Downscaling future and past climate data from GCMs

Future and past climate are often data generated with Global Climate Models (GCMs, also know as General Circulation Models). There is number of different GCMs, and they give different results. The weather simulated by these models depends in part on the assumed atmospheric concentration of greenhouse gasses. “Emission scenarios” describe projected future atmospheric concentrations of greenhouse gasses. Thus, projected weather for a given period in the future depends on the model and the emission scenario used, as well on the model run (each run is different as weather is partly a stochastic phenomenon).

These computer models simulate weather in different layers of the atmosphere for small time steps and they are numerically complex. To allow for relatively fast computations (and deal with computer memory limitations), the world is divided into a rather limited number of spatial units (grid cells). The resulting model output is therefore rather coarse, typically in the order of 2 to 3 degrees (one degree of longitude is ~ 111 km). This is problematic for studies considering variation at much higher spatial resolution, such as the change in the range of an endemic species with a small range size. To address this problem many workers have downscaled GCM output.

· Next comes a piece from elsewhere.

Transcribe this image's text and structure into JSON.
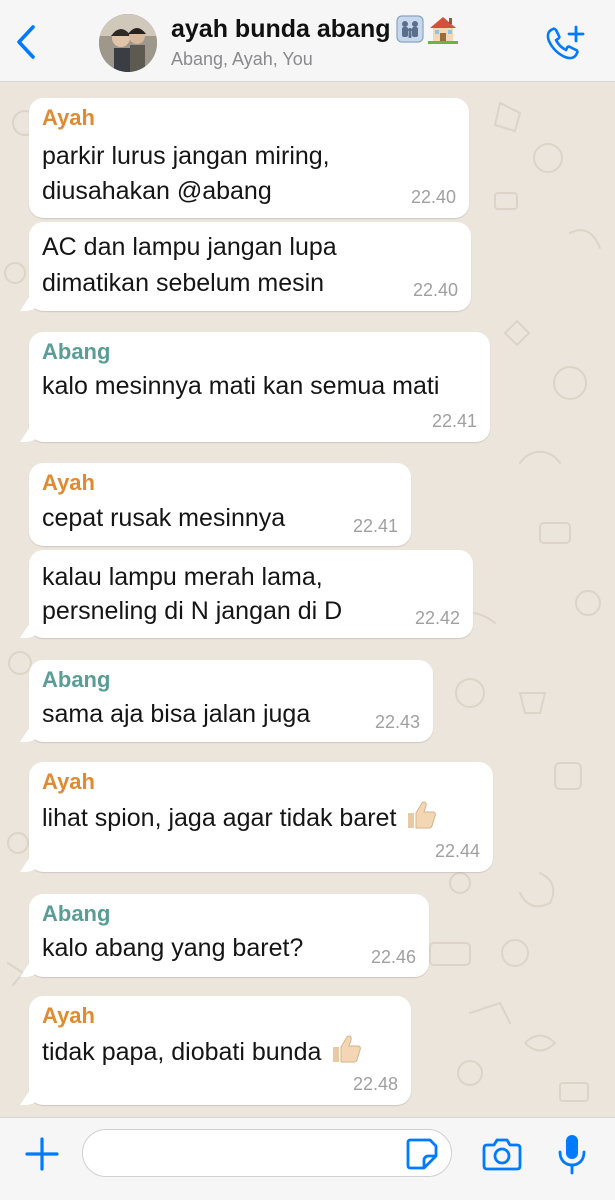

Downscaling can be accomplished in a number of ways. For example, some approaches use observed weather data to describe relationships between larger-scale climate variables (e.g. atmospheric pressure at 1000 m) and local surface climate variables (e.g. surface rainfall). This relationship is then applied to GCM output under the assumption that the GCMs perform best for the larger-scale variables; and that the relationships found remain valid in a changed climate.

The data available here were produced with a method that is simple and quick, and can therefore be easily applied to the whole world and to many models. It start with the projected change in a weather variable (i.e. minimum temperature in June). This is computed as the (absolute or relative) difference between the output of the GCM run for the baseline years (typically 1960-1990 for future climate studies and “pre-industrial” for past climate studies) and for the target years (e.g. 2050-2080). These change are interpolated to a grid with a high (~ 1 km) resolution. The assumption made is that the change in climate is relatively stable over space (high spatial autocorrelation).

These high resolution changes are then applied to high resolution interpolated climate data for the “current period” (in this case the WorldClim dataset). This step I refer to as “calibration”. Callibration is a necessary step because GCMs do not accurately predict the current climate in all places. For that reason, you cannot directly compare observed current climate with predicted future (or past) climate. It is also problematic to compare the response to simulated current conditions with a response to simulated future conditions because the simulated current conditions could be far from reality.

Rather one should look at a response to the projected change in climate relative to a response to the current climate. For temperature I use absolute differences, but for rainfall I use relative differences. This is because otherwise results can be awkward in areas with strong rainfall gradients.